Cara Mudah Maksimalkan Kerja Otak Menurut Penelitian

Cara Mudah Maksimalkan Kerja Otak Menurut Penelitian.


SilahkanSHARE.com | Otak merupakan struktur pusat pengaturan yang memiliki volume sekitar 1.350cc dan terdiri atas 100 juta sel saraf atau neuron. Otak mengatur dan mengkordinir sebagian besar, gerakan, perilaku dan fungsi tubuh homeostasis seperti detak jantung, tekanan darah, keseimbangan cairan tubuh dan suhu tubuh.

Otak juga salah satu struktur paling penting yang dimiliki manusia, apa jadinya jika otak kita tidak bisa bekerja secara maksimal? tentunya kita akan susah dalam menjalankan sebuah aktivitas kita.

Meningkatkan kinerja otak dengan cara-cara yang mudah tentu menjadi dambaan banyak orang. Peneliti pun terus berupaya menyingkap rahasia otak untuk menemukan cara-cara mudah yang bisa memaksimalkan kinerja otak.

Berikut ini aneka cara mudah untuk memaksimalkan kerja otak yang telah terungkap melalui aneka penelitian, seperti yang dirangkum silahkanSHARE.com:

#1. Makan Cokelat


Peneliti dari University of South Australia, dengan menggunakan data dari Maine-Syracuse Longitudinal Study (MSLS) melibatkan sekitar 1.000 orang lebih selama 30 tahun untuk mencari tahu manfaat cokelat bagi otak. Ditemukan bahwa responden yang makan cokelat setidaknya sekali dalam seminggu memiliki hasil pemeriksaan yang lebih baik dalam semua indikator tersebut, dibandingkan dengan mereka yang tidak mengonsumsi cokelat sama sekali.

Para peneliti menyimpulkan mengonsumsi cokelat, jenis apapun, setidaknya sekali seminggu memberikan pengaruh yang sangat baik terhadap kesehatan otak. Alasannya, kandungan flavanol yang dimiliki oleh cokelat.

#2. Rutin Bercinta


Studi menyebut bercinta juga bisa bantu pangkas risiko pikun. Studi yang dilakukan oleh para peneliti dari Coventry University, Inggris, ini dilakukan dengan memberikan kuesioner pada 6.800 responden berusia 50-89 tahun. Dalam kuesioner tersebut ditanyakan tentang kehidupan seksual mereka.
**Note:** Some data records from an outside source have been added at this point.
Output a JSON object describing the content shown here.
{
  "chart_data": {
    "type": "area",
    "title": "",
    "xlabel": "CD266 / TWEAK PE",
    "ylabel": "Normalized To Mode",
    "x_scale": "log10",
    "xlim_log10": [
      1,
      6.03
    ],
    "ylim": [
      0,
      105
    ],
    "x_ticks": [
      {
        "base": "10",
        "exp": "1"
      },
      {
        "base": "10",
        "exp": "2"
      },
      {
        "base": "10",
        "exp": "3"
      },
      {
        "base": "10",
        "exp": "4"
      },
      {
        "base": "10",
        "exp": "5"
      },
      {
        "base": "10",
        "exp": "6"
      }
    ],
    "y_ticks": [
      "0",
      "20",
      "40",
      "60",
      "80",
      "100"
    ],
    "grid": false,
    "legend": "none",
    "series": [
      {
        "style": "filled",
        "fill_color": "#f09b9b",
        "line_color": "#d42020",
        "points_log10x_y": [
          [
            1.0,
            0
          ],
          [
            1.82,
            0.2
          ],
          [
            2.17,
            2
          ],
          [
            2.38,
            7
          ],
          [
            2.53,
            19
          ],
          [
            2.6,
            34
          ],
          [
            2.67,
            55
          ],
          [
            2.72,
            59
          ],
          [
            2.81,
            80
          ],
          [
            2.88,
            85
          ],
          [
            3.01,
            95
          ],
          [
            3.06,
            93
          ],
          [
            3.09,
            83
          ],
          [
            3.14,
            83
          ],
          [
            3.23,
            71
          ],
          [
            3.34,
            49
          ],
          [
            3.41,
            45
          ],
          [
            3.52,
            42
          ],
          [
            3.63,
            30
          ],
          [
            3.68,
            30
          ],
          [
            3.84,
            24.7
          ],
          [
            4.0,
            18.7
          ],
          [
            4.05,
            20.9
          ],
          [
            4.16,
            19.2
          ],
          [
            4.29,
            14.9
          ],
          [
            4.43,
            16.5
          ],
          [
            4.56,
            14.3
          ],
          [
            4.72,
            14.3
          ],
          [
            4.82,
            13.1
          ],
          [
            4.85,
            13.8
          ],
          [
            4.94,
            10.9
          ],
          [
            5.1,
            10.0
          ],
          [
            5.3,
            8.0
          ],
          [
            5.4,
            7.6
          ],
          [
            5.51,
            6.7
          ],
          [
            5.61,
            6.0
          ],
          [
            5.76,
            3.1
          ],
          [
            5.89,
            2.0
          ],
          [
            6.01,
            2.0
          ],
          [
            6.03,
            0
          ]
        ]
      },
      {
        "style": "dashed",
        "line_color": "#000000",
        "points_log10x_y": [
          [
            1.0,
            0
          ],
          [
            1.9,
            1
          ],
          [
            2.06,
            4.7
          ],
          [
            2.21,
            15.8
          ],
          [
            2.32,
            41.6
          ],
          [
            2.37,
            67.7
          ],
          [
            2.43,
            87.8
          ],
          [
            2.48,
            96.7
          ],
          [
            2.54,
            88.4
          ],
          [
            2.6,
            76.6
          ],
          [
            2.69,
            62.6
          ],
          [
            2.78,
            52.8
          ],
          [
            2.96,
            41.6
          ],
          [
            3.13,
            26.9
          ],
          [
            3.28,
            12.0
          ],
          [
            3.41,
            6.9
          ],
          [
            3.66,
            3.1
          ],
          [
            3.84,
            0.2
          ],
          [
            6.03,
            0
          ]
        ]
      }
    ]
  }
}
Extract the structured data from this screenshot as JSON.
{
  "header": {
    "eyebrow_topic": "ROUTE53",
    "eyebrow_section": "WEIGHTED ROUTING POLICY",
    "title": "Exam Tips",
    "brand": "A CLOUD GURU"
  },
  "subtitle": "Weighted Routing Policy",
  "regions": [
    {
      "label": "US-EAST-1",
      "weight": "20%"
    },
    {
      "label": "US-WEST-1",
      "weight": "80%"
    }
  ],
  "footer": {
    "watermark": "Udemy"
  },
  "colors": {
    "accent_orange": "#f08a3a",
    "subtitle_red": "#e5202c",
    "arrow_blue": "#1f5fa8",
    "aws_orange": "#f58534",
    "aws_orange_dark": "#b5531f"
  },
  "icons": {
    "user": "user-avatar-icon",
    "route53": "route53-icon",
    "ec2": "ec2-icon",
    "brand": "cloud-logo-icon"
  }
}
Ternyata, para peserta yang mencetak skor lebih tinggi pada pertanyaan terkait memori adalah mereka yang diketahui berhubungan seks secara teratur. Diduga hubungan antara bercinta dengan memori adalah karena hormon dopamin dan oksitosin. Kedua hormon yang diketahui banyak diproduksi selama bercinta ini disebutkan para peneliti juga berpengaruh dengan proses memori dan belajar di otak.

#3. Naik Turun Tangga


Peneliti dari Concordia University di Kanada, Jason Steffener, menyebut naik dan turun tangga tidak hanya menyehatkan secara fisik, tapi juga membantu meningkatkan kesehatan otak. Penelitian yang diterbitkan dalam jurnal Neurobiology of Aging ini menunjukkan bahwa semakin sering seseorang naik dan turun tangga, maka semakin lambat penuaan yang terjadi pada otaknya.

#4. Rajin Gosok Gigi


Peneliti dari King's College London dan University of Southampton berkesimpulan orang yang rentan terhadap masalah gusi juga lebih rentan dengan masalah memori. Karena itu disarankan untuk menggosok gigi dengan baik dan benar agar terhindar dari masalah gusi dan kepikunan di kemudian hari.

Pada mereka dengan penyakit gusi, darahnya mengandung lebih banyak bahan kimia yang menyebabkan peradangan. Ini diduga merusak otak. Diduga bakteri yang merusak gusi mengaktifkan sistem kekebalan tubuh yang kemudian memicu pelepasan bahan kimia penyebab peradangan.

Penelitian serupa juga pernah digelar beberapa tahun lalu oleh peneliti di University of California. Penelitian menunjukkan orang yang tidak setiap hari gosok gigi, risikonya 65 persen lebih tinggi mengalami pikun dibanding yang gosok gigi 3 kali sehari.